One year ago I stated, ‘it is still a stretch to justify purchasing most electric vehicles based on cost alone, but things are definitely trending quickly in that direction’ and that remains true and is continuing to shift very positively. For a daily commuter car that you do not need to drive across the country with, it would be easy to make and win a financial argument for buying an EV over a car with an Internal Combustion Engine. Those examples would be a Nissan Leaf and many others that are already released and pending release. Buying a Tesla, it remains a little bit more challenging to justify based on price alone but it currently remains the only EV with a robust SuperCharger network that allows you to drive the car anywhere without compromising on charging time. When thinking about your next vehicle, another thing to consider is the used EV market which continues to grow with compelling options. If you are planning on making a vehicle purchase anytime in the future and want to learn more about the options, please reach out. Being an advocate and helping evangelize EV’s is a strong passion of mine and in the picture above, that is our car on the right at a local farmers market. It is 100% clear that EV’s are the future as they will win on their own economically.

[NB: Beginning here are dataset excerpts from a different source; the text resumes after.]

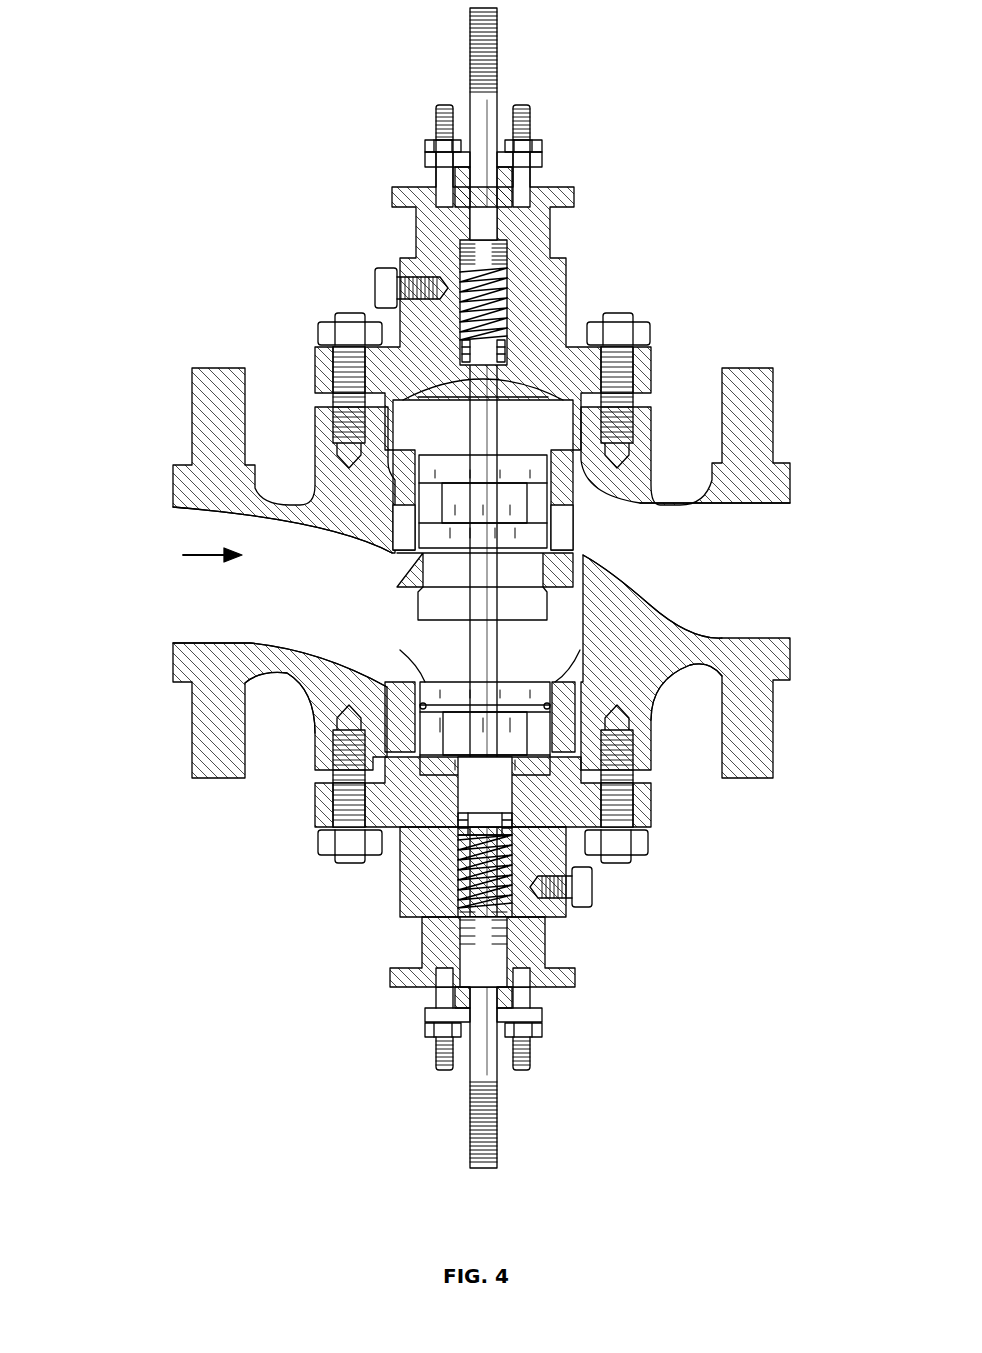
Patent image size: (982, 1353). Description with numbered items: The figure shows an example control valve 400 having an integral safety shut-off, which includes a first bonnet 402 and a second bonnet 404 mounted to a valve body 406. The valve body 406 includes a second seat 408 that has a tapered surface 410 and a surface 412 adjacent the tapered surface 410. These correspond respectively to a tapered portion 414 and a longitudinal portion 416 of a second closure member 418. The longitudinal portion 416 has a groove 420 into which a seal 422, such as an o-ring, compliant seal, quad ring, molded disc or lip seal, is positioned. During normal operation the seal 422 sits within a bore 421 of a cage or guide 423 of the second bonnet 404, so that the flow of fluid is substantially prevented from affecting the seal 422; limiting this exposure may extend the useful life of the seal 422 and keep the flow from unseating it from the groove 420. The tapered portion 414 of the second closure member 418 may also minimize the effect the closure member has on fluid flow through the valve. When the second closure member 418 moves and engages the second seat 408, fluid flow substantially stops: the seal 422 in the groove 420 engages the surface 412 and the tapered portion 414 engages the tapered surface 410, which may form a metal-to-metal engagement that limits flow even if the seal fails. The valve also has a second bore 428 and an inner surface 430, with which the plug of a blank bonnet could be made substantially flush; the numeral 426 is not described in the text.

The control valve 400 is at (186, 40).
The first bonnet 402 is at (563, 258).
The second bonnet 404 is at (652, 803).
The valve body 406 is at (750, 368).
The second seat 408 is at (395, 612).
The tapered surface 410 is at (573, 590).
The surface 412 is at (565, 600).
The tapered portion 414 is at (417, 613).
The longitudinal portion 416 is at (640, 722).
The second closure member 418 is at (408, 880).
The groove 420 is at (525, 704).
The bore 421 is at (460, 775).
The seal 422 is at (420, 700).
The cage or guide 423 is at (365, 860).
The lower bonnet neck 426 is at (398, 912).
The second bore 428 is at (415, 690).
The inner surface 430 is at (400, 660).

Lastly, the other part worth mentioning is that I really like driving the car. It handles nicely and has a variety of features that make driving the car truly enjoyable. Some examples are the large touchscreen with an internet connection, streaming music and navigation, heated seats, and the ability to pre-warm or cool the car from the mobile app. The over the air updates that come to the car are impressive as well, I am not aware of other cars that gain features and functionality at no additional cost after the owner takes delivery.